We also have a paper by Berri, Brook and Fenn that looks at predicting the order of the NBA draft. For their research, they look at players who were drafted over a 15 year time span. Some of the factors included in their model are performance statistics, height, age, conference and player position. In order to see if the tournament has an impact on draft position, they also included variables for a Final Four finish and a championship win in the tournament before the draft. Their findings indicate that scoring more points, more assists, and more blocks all have a positive impact on draft position. In regards to March Madness, they find that finishing in the Final Four or winning the championship can have a large and statistically significant effect on draft position.

So, while some say that Villanova has the least NBA prospects for a championship team, if any Villanova players are drafted, their draft position will likely be positively influenced by their championship win. UNC, Oklahoma and Syracuse players who are drafted will also benefit from their team's’ Final Four finish.

So there you have it, research indicates that a team’s tournament finish can impact the NBA draft. But this story isn't just about men. Berri and Harris recently researched what factors from college impact a player’s WNBA draft position and included many similar factors as Berri, Brook and Fenn did in their NBA draft research. The WNBA draft research found some similar findings. Points and assists have a statistically significant impact on draft position as well as shooting efficiency and some conferences. In regards to tournament performance, a Final Four appearance also has a statistically significant effect on draft position.

Whether men’s basketball or women’s basketball, it’s clear that making it to the Final Four has an impact on the draft. Of course, this doesn't make complete sense. On the men's side, Kansas, Oregon, and Virginia were all #1 seeds that did not make the Final Four. The same story is told on the women's side.

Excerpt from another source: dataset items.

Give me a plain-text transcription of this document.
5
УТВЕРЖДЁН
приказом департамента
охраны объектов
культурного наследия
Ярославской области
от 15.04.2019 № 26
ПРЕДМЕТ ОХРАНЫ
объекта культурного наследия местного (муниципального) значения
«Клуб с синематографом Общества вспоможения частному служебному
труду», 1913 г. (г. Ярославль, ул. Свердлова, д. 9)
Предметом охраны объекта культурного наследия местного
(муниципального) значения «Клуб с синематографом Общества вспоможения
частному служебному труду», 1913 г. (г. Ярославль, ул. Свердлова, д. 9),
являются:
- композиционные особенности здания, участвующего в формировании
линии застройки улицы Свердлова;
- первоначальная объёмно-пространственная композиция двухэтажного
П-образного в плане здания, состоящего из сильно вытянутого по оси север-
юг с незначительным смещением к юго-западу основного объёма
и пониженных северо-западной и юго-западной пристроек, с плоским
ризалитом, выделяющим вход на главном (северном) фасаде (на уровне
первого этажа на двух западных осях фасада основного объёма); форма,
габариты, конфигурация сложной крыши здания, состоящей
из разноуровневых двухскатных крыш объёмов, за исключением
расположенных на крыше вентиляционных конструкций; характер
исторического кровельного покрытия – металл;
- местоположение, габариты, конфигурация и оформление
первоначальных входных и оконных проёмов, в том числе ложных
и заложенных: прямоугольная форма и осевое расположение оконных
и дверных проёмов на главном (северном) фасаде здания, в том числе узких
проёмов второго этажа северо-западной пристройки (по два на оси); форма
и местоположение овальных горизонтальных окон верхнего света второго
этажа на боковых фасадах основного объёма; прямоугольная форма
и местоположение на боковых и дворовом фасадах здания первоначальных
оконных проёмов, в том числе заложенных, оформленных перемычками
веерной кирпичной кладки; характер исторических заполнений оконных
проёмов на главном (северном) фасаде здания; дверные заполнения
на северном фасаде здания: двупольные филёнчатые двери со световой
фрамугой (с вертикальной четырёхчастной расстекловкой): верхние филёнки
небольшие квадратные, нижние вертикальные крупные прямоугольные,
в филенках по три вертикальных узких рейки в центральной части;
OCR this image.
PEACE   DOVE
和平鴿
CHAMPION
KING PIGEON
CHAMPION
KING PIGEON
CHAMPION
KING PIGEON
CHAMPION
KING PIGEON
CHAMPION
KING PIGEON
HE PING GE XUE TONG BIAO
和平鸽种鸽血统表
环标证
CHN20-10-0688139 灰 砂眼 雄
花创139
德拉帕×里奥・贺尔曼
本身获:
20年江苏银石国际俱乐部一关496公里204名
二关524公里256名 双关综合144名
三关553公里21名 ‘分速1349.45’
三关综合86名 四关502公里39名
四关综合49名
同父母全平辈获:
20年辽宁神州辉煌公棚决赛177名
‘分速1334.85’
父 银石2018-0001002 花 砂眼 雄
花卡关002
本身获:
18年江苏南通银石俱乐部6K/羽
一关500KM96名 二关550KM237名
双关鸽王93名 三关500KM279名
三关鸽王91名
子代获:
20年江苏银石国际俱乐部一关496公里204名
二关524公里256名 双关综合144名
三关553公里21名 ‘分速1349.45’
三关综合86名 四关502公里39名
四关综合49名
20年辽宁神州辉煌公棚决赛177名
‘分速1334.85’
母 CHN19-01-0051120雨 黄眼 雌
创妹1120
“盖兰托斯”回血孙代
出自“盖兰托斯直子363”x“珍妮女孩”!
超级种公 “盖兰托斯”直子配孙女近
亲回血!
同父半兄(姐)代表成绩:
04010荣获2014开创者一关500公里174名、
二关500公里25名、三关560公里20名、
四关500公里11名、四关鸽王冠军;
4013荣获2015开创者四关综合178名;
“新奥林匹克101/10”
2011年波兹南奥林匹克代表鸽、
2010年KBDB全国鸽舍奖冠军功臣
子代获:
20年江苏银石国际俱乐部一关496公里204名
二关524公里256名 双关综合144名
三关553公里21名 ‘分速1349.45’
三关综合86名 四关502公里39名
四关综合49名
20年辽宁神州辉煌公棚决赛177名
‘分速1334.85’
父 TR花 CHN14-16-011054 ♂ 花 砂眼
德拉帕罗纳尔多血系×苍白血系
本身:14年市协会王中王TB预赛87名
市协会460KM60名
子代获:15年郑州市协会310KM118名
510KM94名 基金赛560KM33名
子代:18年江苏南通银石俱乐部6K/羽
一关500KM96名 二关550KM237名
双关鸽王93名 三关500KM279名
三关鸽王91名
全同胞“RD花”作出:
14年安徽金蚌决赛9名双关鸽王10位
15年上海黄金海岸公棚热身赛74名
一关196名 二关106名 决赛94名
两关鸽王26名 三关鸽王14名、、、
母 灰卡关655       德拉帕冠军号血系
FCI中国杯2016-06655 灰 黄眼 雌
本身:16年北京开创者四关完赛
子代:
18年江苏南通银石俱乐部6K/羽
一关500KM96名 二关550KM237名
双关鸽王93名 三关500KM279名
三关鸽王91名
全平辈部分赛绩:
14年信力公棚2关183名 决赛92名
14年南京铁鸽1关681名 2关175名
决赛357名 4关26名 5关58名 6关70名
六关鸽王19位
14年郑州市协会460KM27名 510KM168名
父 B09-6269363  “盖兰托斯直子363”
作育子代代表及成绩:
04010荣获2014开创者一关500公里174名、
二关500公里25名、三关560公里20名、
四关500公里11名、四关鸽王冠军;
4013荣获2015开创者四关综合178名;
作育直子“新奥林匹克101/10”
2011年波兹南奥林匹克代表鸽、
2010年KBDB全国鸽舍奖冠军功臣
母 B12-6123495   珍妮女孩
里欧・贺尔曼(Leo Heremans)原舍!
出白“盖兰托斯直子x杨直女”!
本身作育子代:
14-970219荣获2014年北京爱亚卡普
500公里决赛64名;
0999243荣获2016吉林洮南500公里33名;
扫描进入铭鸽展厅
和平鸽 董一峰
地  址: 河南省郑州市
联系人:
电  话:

Baylor, South Carolina, and Notre Dame were also #1 seeds that didn't make it. As fans we all know why. The ‘Madness’ in March Madness is all about upsets. But why should someone evaluating a potential draft pick care if a player's team was upset in March? It's just one game. Certainly no one would suggest you could evaluate a player's professional prospects from just one game. But it appears people in both the NBA and WNBA are doing exactly that.

So March Madness isn't just entertainment for a nation. It also has a huge impact on where college players continue their career. Yes, it shouldn't. But the data says the madness continues well past March.